At Thrive, we help organizations prioritize the right IT moves post-acquisition to stabilize operations, uncover opportunities, and lay the groundwork for growth. Whether you’re onboarding a carve-out, consolidating overlapping infrastructure, or unifying disparate systems across a roll-up, here are the first three IT actions every organization should take post-acquisition:
1. Assess and Secure the Current Environment
Before building anything new, it’s critical to understand what you’ve inherited. That includes legacy systems, shadow IT, out-of-date software, and (often) significant cybersecurity risks.
Start with a comprehensive IT and security assessment:
- Inventory all assets, including hardware, software, endpoints, and access controls
- Audit security posture to check if there are vulnerabilities, unpatched systems, or other compliance gaps in the system
- Map out dependencies in the acquired system, such as what’s business-critical and what can be retired
- Identify all data stores and what kind of data is stored where
Partnering with Thrive can help PE firms uncover potential gaps in their PortCos.
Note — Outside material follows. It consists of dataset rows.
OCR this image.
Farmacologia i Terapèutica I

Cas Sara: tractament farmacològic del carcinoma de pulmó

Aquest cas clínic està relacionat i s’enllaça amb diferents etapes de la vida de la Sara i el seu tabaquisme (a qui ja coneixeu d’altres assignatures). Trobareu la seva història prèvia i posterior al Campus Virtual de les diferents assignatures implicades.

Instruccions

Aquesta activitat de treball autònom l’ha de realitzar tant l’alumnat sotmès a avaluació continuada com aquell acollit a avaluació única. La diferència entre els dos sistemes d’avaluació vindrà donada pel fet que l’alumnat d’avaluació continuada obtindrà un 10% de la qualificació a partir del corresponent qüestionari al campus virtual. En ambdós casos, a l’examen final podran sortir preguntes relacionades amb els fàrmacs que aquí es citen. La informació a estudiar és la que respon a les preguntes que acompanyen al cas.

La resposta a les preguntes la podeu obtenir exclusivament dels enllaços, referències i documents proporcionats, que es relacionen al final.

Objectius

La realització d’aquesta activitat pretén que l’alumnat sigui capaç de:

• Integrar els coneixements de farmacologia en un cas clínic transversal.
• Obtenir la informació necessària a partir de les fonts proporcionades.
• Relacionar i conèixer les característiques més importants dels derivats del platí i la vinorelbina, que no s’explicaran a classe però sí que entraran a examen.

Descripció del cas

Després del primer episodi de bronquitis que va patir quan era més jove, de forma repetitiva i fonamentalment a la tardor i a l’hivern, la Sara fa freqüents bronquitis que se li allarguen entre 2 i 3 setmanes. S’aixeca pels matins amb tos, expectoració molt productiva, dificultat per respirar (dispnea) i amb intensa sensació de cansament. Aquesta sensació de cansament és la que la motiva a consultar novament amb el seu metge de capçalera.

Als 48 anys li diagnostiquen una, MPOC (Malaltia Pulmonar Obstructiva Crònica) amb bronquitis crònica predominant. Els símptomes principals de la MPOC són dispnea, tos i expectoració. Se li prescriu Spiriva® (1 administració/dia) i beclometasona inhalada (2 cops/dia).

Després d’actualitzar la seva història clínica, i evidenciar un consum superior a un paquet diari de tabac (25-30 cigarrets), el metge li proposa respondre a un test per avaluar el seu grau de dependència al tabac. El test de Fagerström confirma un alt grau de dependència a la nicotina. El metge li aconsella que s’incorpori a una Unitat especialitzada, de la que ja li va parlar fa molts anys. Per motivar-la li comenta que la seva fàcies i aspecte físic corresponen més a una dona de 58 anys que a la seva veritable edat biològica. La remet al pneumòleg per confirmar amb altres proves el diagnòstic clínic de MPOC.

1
The cybersecurity risk assessment, for example, helps IT leaders and operating partners uncover potential red flags and prioritize remediation. In many cases, just a few quick wins, like MFA enforcement, DNS filtering, or email security controls, can significantly reduce risk while more complex work gets underway.
2. Standardize Core Infrastructure
M&A often results in a patchwork of systems and providers. Disparate email tenants, different backup strategies, overlapping applications all add costs and complexity. Standardization helps streamline IT operations, enhance security, and improve the user experience.
Early moves to consider:
- Consolidate Microsoft 365 or Google Workspace tenants for unified collaboration and identity management
- Establish a central backup and disaster recovery strategy
- Evaluate endpoint protection and remote monitoring tools across all acquired locations or business units
Where standardization isn’t immediately possible, Thrive can support interim solutions to stabilize operations while planning a broader integration roadmap.
3. Build a Scalable IT Roadmap
Once the environment is secure and standardized, it’s time to look ahead. Your PortCo’s IT strategy should align with the investment thesis, whether it’s organic growth, bolt-ons, or operational improvement. That means defining what “scalable” looks like for the business and designing technology to match.
Key considerations:
- Cloud migration and infrastructure planning
- Automating manual processes and modernizing core business applications
- Ensuring compliance readiness for future audits or exit
Working with an experienced partner like Thrive means you don’t have to do it alone. We support post-acquisition planning, ongoing IT management, and scalable modernization, so you can stay focused on accelerating value.
Start Strong. Scale Fast.
Every day post-acquisition matters. By prioritizing these three IT moves: assessment and security, infrastructure standardization, and long-term roadmap planning, you’ll give the business a stronger foundation and the portfolio a faster path to value.